Though I was just in for 24 hours as a standard precaution, Rena brought the children to see me in hospital.  My son consoled me that it was just as well we hadn’t sold a single Olympic cake, since the whole event would have constituted a massive breach of copyright.  Apparently, the Olympic committee were not prepared to countenance their logo appearing on the merest and most northerly scrap of even the most patriotic icing, so we could all have ended up in the dock – ‘every cloud’ and all that. Steve also popped in, though only long enough to tell me he was going back to Darlene.  The police had been to see them and there were going to be social workers and counsellors to help get Donna-Marie back on the straight and narrow.  Funnily, when Steve mentioned his other half’s name, a certain penny dropped.  All those wine-soaked nights when I thought he was whispering ‘darling’ to me in that quaint island accent, he had actually been slurring his wife’s name into my bosom.

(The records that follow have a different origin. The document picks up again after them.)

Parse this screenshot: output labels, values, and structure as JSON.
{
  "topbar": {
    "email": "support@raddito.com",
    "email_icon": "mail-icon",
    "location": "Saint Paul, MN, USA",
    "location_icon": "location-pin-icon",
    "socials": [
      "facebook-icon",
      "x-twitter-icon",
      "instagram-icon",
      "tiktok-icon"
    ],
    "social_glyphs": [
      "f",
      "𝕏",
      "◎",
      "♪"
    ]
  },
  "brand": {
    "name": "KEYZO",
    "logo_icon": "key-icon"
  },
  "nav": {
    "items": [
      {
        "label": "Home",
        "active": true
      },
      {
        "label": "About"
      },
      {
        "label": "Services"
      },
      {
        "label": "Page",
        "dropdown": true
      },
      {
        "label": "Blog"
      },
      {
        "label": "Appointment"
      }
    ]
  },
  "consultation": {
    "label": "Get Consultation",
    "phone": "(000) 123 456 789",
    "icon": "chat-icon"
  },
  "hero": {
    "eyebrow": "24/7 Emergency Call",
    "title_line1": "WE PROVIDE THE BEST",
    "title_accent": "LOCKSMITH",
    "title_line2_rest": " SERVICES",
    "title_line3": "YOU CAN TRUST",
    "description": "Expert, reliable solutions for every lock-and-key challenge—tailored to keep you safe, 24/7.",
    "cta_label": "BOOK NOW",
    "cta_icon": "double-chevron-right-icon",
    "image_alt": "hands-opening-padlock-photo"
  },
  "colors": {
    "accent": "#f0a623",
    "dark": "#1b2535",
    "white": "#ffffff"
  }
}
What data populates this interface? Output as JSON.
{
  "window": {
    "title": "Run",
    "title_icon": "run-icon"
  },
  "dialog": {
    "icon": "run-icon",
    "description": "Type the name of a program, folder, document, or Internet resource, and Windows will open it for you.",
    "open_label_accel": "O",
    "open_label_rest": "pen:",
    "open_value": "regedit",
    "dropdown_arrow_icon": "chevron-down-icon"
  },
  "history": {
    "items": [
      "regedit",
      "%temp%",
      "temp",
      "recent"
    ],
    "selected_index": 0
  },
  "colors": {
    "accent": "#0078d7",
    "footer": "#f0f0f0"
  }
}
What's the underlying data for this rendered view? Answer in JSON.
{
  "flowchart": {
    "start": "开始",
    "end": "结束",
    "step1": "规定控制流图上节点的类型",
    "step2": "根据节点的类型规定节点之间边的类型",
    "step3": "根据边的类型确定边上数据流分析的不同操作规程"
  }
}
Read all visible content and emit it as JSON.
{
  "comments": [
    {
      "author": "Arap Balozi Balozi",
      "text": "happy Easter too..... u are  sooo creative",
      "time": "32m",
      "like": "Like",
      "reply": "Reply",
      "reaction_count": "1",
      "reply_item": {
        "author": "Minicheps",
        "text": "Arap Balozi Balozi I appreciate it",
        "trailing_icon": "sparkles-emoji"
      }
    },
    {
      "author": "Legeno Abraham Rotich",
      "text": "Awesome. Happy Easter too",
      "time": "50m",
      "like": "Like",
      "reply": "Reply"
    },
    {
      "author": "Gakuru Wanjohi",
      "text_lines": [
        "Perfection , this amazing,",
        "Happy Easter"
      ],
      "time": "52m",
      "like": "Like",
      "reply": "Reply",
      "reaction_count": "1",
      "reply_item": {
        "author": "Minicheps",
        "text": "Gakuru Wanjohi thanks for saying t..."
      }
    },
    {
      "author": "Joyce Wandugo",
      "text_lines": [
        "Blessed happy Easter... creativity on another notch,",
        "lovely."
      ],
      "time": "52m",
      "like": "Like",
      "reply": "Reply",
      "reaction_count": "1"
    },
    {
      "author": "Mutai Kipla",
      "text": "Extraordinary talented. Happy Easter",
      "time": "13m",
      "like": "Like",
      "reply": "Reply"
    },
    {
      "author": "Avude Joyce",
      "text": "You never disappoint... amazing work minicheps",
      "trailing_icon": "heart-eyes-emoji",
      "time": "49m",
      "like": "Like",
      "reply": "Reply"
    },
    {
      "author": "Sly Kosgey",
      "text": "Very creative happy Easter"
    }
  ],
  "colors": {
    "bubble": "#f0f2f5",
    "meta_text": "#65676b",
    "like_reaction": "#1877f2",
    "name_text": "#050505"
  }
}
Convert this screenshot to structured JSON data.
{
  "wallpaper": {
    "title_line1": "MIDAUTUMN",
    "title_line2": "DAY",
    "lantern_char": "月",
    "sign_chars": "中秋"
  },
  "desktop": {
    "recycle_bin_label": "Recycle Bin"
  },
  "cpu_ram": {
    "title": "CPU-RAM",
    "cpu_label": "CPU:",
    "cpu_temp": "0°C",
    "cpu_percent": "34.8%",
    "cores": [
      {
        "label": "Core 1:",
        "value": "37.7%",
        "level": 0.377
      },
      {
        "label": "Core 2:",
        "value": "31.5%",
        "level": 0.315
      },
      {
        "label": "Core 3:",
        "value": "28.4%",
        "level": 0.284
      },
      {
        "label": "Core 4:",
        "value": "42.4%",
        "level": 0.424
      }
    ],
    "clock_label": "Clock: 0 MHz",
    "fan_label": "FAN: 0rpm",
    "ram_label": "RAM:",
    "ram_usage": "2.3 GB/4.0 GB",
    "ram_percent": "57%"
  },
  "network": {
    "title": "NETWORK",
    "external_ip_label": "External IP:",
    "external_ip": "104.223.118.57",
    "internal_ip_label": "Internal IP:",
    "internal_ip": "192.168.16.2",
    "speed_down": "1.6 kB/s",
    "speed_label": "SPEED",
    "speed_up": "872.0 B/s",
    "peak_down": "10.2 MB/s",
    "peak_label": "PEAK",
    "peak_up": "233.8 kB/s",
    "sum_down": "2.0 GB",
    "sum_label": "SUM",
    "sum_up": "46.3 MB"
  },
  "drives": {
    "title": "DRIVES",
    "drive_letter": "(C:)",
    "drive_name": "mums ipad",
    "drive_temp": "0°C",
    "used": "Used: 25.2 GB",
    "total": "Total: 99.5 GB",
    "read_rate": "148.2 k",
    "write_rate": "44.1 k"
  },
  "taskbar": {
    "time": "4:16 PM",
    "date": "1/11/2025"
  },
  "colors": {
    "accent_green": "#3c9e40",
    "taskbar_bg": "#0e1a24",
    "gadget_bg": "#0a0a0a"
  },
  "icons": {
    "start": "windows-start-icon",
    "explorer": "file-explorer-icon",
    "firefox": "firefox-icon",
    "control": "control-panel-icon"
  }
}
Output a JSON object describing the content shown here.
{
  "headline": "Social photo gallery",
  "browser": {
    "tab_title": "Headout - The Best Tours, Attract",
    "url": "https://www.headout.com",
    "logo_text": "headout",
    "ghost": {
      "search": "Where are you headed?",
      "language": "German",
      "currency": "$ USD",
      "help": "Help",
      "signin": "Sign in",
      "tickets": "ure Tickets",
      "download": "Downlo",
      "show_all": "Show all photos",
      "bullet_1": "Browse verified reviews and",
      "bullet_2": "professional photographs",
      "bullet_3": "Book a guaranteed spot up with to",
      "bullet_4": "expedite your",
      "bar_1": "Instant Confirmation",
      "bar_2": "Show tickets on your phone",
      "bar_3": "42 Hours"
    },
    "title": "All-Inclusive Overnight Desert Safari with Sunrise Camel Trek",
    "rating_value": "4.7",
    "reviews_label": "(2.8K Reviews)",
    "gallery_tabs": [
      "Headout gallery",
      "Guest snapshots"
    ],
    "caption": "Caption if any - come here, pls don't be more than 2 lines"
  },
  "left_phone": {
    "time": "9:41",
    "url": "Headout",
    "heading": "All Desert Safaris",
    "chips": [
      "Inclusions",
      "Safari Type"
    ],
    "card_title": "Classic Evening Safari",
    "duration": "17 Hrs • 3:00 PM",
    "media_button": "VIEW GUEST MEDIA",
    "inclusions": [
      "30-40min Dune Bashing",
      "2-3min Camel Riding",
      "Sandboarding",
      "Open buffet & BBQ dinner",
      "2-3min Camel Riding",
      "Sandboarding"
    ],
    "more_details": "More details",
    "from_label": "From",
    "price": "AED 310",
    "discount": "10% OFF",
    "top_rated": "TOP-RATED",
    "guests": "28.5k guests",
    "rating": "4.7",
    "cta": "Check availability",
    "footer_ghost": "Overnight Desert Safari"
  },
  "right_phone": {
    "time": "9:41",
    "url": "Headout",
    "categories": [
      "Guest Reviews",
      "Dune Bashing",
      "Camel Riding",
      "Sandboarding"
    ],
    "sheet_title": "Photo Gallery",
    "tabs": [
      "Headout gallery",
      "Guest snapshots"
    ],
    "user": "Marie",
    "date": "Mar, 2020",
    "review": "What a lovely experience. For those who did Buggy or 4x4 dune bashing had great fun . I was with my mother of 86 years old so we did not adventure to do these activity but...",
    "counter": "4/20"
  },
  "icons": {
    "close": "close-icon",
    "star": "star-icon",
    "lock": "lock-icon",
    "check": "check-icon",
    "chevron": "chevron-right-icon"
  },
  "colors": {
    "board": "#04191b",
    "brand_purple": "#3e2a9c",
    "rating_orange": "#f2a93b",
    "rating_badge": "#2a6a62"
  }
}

My eyebrows have grown back now, there’s a new car in the drive and surprisingly little awkwardness when Steve delivers the mail. We’ve agreed our relationship was part of a desperate phase when we were neither of us in our right minds.   I have replaced the flag that proved such an effective touch paper and still intend to fly the new one now and again, though perhaps with more realistic expectations about how many others might be expected to rally round it.  One of a few early signs that there may even be turncoats in my own ranks was when my son went to a Scotland rugby game whilst on a trip south with friends. Unsurprisingly, they lost.

“Get used to it,” I warned him.

“It’s not always about winning, is it Mum?” he said.

“For Scotland, it hardly ever is,” I replied.   “And don’t tell me lunchbox art isn’t competitive.”

But my smile was not a mocking one, because I could sense that if anyone was going to have an identity crisis in our house it was most likely to be me, which was fine. As long as everyone else ends up sane, my karmic Olympic flame will be burning bright.